The research firm has decided to maintain an Outperform rating for the stock, an indicator that it expects DoorDash to outdo the overall market or its sector in the months ahead. This rating is often given to stocks believed to be undervalued or showing impressive growth potential.
Advertising Revenue Driving Profitability
Oppenheimer pointed to DoorDash’s recent announcement of $1 billion in advertising revenue as a significant sign of its escalating profitability. Advertising has become a crucial revenue stream for the company, contributing to its financial health and growth prospects. This is an outcome of the firm’s successful efforts to monetize its platform by displaying ads from restaurants and food brands.
Under Oppenheimer’s revised model, it anticipates DoorDash’s advertising revenue to escalate to a staggering $2.6 billion by 2027. This figure is derived by assuming an ad penetration of 2% of gross bookings, a rate similar to that of ride-hailing giant Uber’s current level.

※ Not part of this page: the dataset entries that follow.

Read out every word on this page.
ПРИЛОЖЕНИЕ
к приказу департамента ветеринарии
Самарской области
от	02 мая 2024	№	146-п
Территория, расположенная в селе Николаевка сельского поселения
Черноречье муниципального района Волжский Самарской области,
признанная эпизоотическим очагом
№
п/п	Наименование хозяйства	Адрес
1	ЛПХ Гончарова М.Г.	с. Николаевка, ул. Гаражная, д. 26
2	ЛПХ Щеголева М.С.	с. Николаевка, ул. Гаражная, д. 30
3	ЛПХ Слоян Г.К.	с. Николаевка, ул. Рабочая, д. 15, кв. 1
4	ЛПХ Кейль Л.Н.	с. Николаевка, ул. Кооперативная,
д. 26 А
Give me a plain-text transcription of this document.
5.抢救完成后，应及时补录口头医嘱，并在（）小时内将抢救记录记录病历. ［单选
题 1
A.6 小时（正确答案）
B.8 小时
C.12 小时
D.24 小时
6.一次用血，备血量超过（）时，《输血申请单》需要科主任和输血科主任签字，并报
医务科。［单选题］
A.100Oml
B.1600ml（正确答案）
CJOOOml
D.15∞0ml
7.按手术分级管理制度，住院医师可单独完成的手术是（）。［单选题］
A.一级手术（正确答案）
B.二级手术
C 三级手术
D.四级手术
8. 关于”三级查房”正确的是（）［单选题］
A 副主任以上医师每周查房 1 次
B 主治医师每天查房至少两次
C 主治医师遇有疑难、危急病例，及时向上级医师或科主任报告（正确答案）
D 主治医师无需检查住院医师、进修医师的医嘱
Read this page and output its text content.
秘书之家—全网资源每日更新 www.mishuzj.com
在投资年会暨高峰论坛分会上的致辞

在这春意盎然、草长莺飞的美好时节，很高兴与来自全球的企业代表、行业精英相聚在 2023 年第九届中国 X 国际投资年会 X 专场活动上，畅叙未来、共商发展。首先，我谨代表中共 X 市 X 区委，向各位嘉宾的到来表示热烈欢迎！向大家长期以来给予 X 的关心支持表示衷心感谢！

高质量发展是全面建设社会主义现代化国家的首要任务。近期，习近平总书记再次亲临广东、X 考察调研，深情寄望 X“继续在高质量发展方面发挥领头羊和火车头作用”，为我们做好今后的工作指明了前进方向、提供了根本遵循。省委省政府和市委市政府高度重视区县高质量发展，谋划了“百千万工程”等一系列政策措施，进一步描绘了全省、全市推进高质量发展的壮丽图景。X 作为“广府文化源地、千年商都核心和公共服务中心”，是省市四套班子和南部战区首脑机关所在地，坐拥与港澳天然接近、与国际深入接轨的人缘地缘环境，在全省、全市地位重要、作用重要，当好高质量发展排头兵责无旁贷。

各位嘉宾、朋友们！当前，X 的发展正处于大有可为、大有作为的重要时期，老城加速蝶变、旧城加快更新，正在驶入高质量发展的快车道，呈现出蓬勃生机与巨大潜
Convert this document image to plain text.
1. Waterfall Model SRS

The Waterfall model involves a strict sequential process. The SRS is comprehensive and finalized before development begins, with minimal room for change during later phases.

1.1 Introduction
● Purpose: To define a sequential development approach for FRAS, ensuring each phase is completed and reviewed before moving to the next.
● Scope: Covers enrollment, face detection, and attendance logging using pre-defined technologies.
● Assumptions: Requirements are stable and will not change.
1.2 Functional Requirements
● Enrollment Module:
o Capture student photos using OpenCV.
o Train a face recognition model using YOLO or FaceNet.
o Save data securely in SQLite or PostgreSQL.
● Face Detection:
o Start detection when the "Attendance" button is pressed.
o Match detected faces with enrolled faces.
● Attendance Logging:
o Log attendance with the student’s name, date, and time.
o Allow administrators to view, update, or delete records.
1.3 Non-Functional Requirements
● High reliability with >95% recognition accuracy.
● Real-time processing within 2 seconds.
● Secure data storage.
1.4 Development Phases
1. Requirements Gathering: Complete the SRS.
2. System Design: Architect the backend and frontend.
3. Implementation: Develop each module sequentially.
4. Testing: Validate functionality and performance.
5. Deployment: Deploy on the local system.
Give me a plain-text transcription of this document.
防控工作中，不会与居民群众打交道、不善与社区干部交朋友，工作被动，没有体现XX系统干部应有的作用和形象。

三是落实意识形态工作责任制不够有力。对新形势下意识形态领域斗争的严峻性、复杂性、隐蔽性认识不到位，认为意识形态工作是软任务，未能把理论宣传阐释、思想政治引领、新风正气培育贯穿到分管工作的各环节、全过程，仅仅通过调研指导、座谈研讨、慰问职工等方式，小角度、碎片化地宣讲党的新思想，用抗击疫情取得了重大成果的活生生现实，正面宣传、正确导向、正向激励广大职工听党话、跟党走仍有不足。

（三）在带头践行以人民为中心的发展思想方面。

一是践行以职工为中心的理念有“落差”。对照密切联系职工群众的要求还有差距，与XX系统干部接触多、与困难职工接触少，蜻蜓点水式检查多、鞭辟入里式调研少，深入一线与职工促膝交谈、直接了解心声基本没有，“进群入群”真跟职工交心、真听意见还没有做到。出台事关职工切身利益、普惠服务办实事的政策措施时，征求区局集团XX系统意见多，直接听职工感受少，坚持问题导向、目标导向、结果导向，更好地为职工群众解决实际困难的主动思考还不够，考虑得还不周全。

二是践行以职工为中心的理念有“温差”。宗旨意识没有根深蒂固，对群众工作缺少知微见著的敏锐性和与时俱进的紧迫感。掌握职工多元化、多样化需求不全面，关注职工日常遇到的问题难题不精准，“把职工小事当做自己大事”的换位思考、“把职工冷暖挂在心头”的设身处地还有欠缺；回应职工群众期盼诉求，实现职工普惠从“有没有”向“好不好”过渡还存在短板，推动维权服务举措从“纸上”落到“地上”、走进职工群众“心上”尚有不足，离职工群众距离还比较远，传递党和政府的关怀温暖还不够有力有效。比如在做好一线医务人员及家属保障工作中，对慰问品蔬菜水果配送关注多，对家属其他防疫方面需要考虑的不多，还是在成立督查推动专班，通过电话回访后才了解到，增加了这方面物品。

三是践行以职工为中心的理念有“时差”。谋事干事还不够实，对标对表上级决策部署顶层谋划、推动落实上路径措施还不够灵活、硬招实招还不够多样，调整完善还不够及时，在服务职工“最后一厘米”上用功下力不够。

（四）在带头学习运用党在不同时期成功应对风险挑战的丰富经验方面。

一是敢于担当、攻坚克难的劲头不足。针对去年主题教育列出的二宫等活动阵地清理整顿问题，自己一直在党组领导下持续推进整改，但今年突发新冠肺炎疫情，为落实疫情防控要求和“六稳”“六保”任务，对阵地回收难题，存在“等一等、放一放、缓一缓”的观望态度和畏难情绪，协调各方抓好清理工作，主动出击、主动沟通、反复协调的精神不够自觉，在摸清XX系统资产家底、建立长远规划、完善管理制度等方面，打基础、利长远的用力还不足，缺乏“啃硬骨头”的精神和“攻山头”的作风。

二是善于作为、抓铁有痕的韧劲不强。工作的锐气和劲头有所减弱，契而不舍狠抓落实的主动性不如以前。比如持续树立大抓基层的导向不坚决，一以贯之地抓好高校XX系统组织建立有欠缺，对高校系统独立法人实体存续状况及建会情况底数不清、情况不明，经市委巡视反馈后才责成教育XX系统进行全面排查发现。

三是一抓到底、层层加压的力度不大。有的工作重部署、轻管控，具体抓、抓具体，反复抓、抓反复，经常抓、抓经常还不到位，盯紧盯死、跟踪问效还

Grocery Delivery Investments and Core Take Rate
Oppenheimer also notes that DoorDash’s investments in the grocery delivery segment are expected to shave its core take rate slightly by 70 basis points. The core take rate refers to the portion of the total transaction value that the company keeps. Despite this slight decrease, these investments are likely to help DoorDash diversify its revenue sources and reduce its dependence on restaurant deliveries.
Rising EBITDA Margins
The research firm predicts these dynamics to propel DoorDash’s EBITDA margins higher, from an estimated 2.8% of gross bookings in 2025 to 3.5% by 2027. This implies a 30% compound annual growth rate (CAGR) in EBITDA over that period. EBITDA margin is a financial ratio that measures a company’s operating profitability as a percentage of its total revenue, and an increase in this metric indicates improving profitability.
Impact of the Deliveroo Acquisition
Furthermore, the pending acquisition of food delivery company Deliveroo is expected to provide a boost to DoorDash’s financials. Oppenheimer estimates that the deal could be approximately 9% accretive to DoorDash’s 2027 EBITDA, adding a layer of optionality not yet factored into the company’s future estimates.
Improved Gross Order Value Forecasts
Oppenheimer has also slightly adjusted its gross order value forecasts for 2025 and 2026, increasing them by 1% and 2%, respectively. This adjustment is a response to stronger-than-expected quarter-to-date trends gleaned from third-party app data.
The new target price of $280 is based on a lofty 23x multiple of DoorDash’s estimated 2027 EBITDA. This represents a 36% premium to the stock’s peers, a premium justified by DoorDash’s impressive expected 51% faster EBITDA growth from 2024–2027 on an organic basis.
In conclusion, the revised price target by Oppenheimer solidifies DoorDash’s position as a growth stock in the food delivery sector, driven by robust advertising revenues, strategic acquisitions, and an expanding business model.